Avebury is recognised as a World Heritage Site and it's easy to see why. The outstanding Neolithic and Bronze Age landscape simultaneously transports you back in time while feeling like there are lots of hidden secrets yet to be discovered in the future.
Despite today's questionable forecast it was a beautifully warm and bright day which made for perfect conditions to explore the stone circles and henge.
The stone circle is the largest one in the world built over several hundred years in the Third Millennium BC. It feels a little odd as roads run through its centre in both directions, but one of the roads is a lovely little High Street and village. The village is home to a church, some local shops, a church and a couple of museums, manor house and lovely old cottages.
While the stone circle is one of the best known prehistoric sites in Britain, its not always widely been admired. Some of the stones were destroyed by locals during the Late Medieval and Early Modern periods, sometimes for out of fear of what they represented and what rituals might have been, or could be held - and sometimes for practical reasons to reuse the stone.

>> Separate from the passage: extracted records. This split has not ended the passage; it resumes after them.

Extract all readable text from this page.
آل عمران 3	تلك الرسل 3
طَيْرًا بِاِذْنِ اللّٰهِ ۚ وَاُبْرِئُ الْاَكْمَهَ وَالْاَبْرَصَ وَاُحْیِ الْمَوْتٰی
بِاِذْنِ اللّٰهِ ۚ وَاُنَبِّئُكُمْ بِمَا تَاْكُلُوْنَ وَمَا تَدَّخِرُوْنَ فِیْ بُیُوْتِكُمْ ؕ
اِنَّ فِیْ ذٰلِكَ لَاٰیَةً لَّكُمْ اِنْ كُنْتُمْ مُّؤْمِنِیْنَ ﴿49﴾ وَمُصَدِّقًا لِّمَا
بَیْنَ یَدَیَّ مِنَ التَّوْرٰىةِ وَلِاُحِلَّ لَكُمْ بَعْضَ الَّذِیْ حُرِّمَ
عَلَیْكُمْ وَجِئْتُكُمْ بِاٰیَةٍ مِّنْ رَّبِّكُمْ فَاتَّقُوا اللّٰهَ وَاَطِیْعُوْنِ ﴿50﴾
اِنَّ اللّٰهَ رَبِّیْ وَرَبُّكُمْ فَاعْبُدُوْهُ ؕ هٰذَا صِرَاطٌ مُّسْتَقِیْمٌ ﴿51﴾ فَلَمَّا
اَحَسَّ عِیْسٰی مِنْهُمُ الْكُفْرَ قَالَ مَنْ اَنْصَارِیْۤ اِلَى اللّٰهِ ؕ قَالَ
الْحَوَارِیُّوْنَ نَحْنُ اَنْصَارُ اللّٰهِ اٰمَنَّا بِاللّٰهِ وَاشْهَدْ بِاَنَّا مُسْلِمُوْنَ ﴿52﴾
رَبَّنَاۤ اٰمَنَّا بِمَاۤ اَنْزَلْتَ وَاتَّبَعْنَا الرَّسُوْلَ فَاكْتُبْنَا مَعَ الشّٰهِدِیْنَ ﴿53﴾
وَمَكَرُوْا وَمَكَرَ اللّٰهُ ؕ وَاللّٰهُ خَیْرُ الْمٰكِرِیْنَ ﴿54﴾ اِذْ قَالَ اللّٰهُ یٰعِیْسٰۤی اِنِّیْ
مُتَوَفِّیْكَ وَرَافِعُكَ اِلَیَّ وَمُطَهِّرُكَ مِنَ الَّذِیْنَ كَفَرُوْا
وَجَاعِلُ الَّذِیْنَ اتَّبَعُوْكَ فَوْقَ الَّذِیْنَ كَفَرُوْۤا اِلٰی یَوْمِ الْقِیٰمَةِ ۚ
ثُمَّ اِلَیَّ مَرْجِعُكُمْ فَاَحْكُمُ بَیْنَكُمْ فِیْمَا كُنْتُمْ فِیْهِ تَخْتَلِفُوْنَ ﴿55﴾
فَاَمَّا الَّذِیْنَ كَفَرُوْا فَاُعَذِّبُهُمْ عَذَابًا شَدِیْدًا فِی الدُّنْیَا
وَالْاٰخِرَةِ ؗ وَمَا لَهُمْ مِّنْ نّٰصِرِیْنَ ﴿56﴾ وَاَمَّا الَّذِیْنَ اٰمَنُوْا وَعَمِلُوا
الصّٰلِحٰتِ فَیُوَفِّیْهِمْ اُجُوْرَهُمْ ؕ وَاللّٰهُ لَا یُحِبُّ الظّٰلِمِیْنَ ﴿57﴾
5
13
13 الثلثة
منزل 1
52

There are markers in place of the destroyed stones.
Inside the large circle of stones are two smaller ones. All the stones are of different shapes and heights. Living among the stones are lots of sheep, peacefully grazing the grass all around them.
The outer layer of stones are encompassed by a henge - a circular manmade ditch and bank running along the outside.
Exactly why the stones are there remains a mystery. To me, that's what makes this place so remarkable.